In der ersten Hälfte unseres Lebens passieren sehr viele spannende Dinge, viele Premieren, die uns begeistern und die wir sehr intensiv erleben. Das sind alles Tag-eins-Sensationen: der erste Kuss, das erste Mal so tanzen, als würde keiner zugucken. Das erste Mal betrunken sein, das erste Mal auf einem Pferd galoppieren. Sich das erste Mal mit einem Motorrad in die Kurve legen. Das erste Mal einen Löwen in freier Wildbahn sehen.

All diese Premieren graben sich in unsere Erinnerung ein und man weiß, dass ein Leben voller intensiver, reicher Erlebnisse zwar im Moment kurzweilig, aber in der Erinnerung als eine lange Lebenszeit empfunden wird. Das Gegenteil ist der Fall, wenn wir so leben, wie viele Menschen es leider tun – voller Routinen, in denen der Geist es sich bequem macht. Fast ohne nachzudenken, was man nach dem Aufstehen tut, denn alles läuft ja automatisch ab – Zähne putzen, duschen, die Zeitung durchblättern. Täglich grüßt das Murmeltier. Und auf einmal sind, huch!, zehn Jahre vergangen …

Die gute Nachricht ist: Du kennst jetzt das Tag-eins-Prinzip. Wie wäre es, ab jetzt ein Leben voller Premieren zu leben? Vielleicht gehst Du morgen mal zu Fuß zur Arbeit, lässt Dich nass regnen, weil Du keinen Schirm dabeihattest, oder nimmst extra einen Umweg und hörst Jazz, um den Deine Ohren bisher einen großen Bogen gemacht haben? Es gibt tausend Arten, jeden Tag eine kleine (oder natürlich große) Premiere zu erleben. Wir sollten jeden Tag beginnen, als wäre er der erste eines neuen, spannenden Projekts.

Die Unsicherheit lässt uns in der nahen Zukunft übrigens auch gar keine Gelegenheit mehr, in hirntote Routinen zu rutschen. Wir sollten dies als Chance begreifen.

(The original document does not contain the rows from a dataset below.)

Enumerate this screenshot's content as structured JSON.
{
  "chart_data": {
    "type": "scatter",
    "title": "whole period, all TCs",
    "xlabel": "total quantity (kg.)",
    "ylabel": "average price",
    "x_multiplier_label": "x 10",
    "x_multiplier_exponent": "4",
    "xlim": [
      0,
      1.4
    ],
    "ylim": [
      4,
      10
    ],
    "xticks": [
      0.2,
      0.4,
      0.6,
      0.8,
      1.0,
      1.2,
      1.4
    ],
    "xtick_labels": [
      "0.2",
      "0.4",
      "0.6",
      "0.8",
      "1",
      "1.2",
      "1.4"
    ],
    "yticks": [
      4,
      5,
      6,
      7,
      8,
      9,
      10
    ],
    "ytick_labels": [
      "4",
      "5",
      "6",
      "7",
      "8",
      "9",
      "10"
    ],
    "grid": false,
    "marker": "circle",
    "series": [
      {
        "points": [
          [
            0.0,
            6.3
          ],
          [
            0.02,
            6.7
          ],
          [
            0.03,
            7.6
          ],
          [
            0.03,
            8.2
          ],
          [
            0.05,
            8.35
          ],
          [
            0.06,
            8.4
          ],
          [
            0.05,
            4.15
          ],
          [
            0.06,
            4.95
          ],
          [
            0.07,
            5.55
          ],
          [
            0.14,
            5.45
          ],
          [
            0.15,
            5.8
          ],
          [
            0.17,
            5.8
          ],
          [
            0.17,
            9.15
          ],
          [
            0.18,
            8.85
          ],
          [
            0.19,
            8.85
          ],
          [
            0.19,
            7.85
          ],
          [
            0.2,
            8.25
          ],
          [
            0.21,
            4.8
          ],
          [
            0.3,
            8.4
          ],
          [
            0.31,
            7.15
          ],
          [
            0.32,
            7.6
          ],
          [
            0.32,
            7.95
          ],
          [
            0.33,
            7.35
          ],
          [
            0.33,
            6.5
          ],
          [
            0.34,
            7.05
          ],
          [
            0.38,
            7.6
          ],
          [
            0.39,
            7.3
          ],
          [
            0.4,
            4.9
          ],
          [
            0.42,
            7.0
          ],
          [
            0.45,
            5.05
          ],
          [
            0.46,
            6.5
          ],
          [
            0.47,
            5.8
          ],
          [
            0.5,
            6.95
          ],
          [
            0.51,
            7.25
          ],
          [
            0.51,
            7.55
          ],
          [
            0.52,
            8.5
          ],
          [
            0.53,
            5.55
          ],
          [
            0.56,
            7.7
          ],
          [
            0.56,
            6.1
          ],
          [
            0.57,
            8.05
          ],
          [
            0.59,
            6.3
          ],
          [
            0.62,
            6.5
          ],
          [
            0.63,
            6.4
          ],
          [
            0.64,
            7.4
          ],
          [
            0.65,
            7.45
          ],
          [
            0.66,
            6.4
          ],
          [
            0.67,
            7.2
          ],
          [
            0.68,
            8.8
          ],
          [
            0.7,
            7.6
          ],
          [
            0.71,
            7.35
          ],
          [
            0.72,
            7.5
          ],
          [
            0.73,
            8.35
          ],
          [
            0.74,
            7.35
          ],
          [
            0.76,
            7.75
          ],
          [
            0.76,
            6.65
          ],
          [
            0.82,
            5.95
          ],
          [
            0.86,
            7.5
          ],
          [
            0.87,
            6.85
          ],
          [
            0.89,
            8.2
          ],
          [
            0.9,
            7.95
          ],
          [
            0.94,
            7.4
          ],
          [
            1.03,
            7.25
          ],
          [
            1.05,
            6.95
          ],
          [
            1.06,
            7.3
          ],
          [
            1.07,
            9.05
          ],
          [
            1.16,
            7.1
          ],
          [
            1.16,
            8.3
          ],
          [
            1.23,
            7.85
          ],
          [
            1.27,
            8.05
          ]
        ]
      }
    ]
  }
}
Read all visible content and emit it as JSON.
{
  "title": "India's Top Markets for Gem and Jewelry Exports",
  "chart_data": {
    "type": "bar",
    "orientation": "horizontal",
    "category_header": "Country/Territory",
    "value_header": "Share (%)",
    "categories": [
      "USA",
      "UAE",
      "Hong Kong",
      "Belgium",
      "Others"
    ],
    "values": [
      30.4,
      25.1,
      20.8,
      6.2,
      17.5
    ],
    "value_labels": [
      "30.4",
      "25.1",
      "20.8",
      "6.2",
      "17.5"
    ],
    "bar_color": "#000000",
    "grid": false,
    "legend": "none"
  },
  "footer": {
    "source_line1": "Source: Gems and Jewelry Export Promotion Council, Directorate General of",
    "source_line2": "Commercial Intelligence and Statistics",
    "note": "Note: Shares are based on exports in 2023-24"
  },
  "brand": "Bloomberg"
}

Wir haben die Chance, die Unsicherheit zu nutzen, indem wir die alten Konzepte, die vermeintliche Sicherheit versprechen, meiden – um uns und das, was wir tun, jeden Tag neu zu erfinden. »Immer Tag eins« ist das perfekte Beispiel für die Einstellung, die wir jetzt brauchen. Denn mit ihr gibt es kein Zögern, wenn Du neue Optionen siehst. Du wirst sie ergreifen.